John Krieger, an Internet law attorney with the Las Vegas office of Lewis and Roca, said online businesses should take note of what Travelscape was ordered to pay.

"It will certainly be a harbinger of tax laws being enforced to reach the Internet," he said. "Up till now, it has been unusual, but as state governments get squeezed, they will look for revenue sources."

Travelscape was Bellevue, Wash.-based Expedia's first, and largest, acquisition. Expedia paid $89.75 million for Travelscape in March 2000, but Travelscape maintains its Nevada headquarters in Summerlin.

Expedia expressed disappointment with the ruling.

"Unfortunately, South Carolina is now reaching outside of its borders to tax services that are not performed in its state," the company said in a statement. "(The) decision is inconsistent with the growing body of court decisions finding that the services provided by the online travel companies are not subject to local taxes, including decisions by eight federal courts and numerous state courts."

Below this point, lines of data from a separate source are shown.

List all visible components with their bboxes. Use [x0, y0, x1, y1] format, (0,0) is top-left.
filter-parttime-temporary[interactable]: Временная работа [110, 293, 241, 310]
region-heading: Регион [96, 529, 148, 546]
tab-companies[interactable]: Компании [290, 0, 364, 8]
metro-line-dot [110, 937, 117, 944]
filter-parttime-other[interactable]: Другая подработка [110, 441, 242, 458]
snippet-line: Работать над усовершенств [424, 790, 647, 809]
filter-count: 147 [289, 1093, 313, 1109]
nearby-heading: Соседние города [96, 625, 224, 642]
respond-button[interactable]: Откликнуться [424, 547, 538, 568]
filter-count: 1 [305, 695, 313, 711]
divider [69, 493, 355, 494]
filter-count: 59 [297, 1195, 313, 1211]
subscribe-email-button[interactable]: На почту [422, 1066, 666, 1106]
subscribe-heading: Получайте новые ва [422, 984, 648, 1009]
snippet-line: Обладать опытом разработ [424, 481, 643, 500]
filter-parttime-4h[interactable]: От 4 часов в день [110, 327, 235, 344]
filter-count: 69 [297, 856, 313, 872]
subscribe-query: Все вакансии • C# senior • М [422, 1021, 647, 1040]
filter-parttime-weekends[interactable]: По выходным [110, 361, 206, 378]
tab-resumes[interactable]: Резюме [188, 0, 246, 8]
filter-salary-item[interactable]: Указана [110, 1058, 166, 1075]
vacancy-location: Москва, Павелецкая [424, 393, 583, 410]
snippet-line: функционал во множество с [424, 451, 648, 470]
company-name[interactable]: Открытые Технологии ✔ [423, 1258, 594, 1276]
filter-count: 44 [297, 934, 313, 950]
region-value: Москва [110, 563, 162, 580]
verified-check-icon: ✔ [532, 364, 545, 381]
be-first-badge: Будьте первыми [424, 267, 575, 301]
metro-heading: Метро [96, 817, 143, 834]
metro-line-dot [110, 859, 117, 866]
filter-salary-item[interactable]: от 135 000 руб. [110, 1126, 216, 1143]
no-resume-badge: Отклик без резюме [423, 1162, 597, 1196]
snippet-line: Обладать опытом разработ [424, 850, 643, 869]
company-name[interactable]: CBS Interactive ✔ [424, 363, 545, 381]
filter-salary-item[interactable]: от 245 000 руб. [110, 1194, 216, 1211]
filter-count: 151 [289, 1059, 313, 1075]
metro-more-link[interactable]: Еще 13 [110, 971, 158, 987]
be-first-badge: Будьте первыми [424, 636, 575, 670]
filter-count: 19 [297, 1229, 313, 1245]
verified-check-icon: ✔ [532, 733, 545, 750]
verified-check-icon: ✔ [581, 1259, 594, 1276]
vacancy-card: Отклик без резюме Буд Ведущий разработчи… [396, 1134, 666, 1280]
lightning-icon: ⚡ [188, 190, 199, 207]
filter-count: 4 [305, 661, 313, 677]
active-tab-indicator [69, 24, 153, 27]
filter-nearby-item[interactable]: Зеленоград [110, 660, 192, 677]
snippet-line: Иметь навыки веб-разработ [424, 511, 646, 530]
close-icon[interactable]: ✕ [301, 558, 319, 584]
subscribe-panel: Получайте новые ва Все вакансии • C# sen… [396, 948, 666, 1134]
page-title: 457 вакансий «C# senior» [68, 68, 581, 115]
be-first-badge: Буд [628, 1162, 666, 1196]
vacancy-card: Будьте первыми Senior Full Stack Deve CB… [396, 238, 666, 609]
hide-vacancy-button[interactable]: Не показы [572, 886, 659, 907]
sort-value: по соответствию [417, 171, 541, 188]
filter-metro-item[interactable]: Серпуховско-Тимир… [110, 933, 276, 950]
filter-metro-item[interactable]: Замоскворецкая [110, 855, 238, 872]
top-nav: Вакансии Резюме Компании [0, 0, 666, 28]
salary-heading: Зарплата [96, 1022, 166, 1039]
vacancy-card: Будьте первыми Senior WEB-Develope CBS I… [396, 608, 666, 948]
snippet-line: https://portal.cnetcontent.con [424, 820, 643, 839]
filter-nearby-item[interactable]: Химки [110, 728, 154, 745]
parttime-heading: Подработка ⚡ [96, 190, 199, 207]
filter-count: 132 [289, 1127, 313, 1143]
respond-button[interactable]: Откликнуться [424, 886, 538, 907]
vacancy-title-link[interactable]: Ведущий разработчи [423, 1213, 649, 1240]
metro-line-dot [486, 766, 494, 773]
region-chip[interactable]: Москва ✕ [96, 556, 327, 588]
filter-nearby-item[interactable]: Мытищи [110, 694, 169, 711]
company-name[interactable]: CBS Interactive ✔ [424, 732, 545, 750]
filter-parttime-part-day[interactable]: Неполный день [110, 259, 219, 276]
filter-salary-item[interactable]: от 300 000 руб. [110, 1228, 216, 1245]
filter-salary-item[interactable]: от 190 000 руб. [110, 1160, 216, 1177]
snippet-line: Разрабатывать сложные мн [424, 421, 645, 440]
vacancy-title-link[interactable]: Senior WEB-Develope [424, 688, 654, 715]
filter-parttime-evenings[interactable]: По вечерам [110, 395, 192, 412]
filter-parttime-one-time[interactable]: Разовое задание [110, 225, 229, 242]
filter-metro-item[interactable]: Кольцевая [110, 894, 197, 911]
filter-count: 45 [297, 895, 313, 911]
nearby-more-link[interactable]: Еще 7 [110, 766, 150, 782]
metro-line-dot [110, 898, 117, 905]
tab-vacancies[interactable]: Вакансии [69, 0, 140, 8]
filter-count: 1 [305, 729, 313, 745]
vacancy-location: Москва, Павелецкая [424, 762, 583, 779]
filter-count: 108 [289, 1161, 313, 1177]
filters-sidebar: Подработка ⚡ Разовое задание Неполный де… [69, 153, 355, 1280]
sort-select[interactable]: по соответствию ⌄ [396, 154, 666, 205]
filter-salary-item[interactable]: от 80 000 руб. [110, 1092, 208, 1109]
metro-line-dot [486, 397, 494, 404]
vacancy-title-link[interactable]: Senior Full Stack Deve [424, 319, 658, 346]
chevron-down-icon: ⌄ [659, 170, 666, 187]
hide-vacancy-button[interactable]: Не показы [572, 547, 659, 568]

Expedia also said "South Carolina has received millions of tax dollars" from Expedia since 2001.

Travelscape had entered contracts with 354 South Carolina hotels from 2001 to 2006, in which the hotels agreed to accept rates discounted from the rates offered the general public for online reservations. Travelscape then added various fees, according to court filings.

In its arguments before the South Carolina Supreme Court, Expedia had argued it did not actually "furnish" the hotel rooms, as is defined in that state's law. The court rejected that argument.

About 44 states have already banded together to push the Streamlined Sales and Use Tax Agreement, which allows the taxing of online sales regardless of the company's physical location So, it makes sense that states -- some of which are teetering near financial disaster -- are also pursuing the tax revenue on their own, Policastro said.

But forcing online businesses to comply with every local tax code could prove an impossible task for smaller companies, Daniels said.

"The problem is, if you are an Internet company, do you know how many employees it takes to keep up with every city and state tax law? The costs are substantial," he said.

Only the biggest players, such as Expedia, Orbitz and hotels.com, are likely to be able to survive in that environment, Daniels added.

"This is not a pro-business decision," he said, "unless you are a travel agent in the state of South Carolina."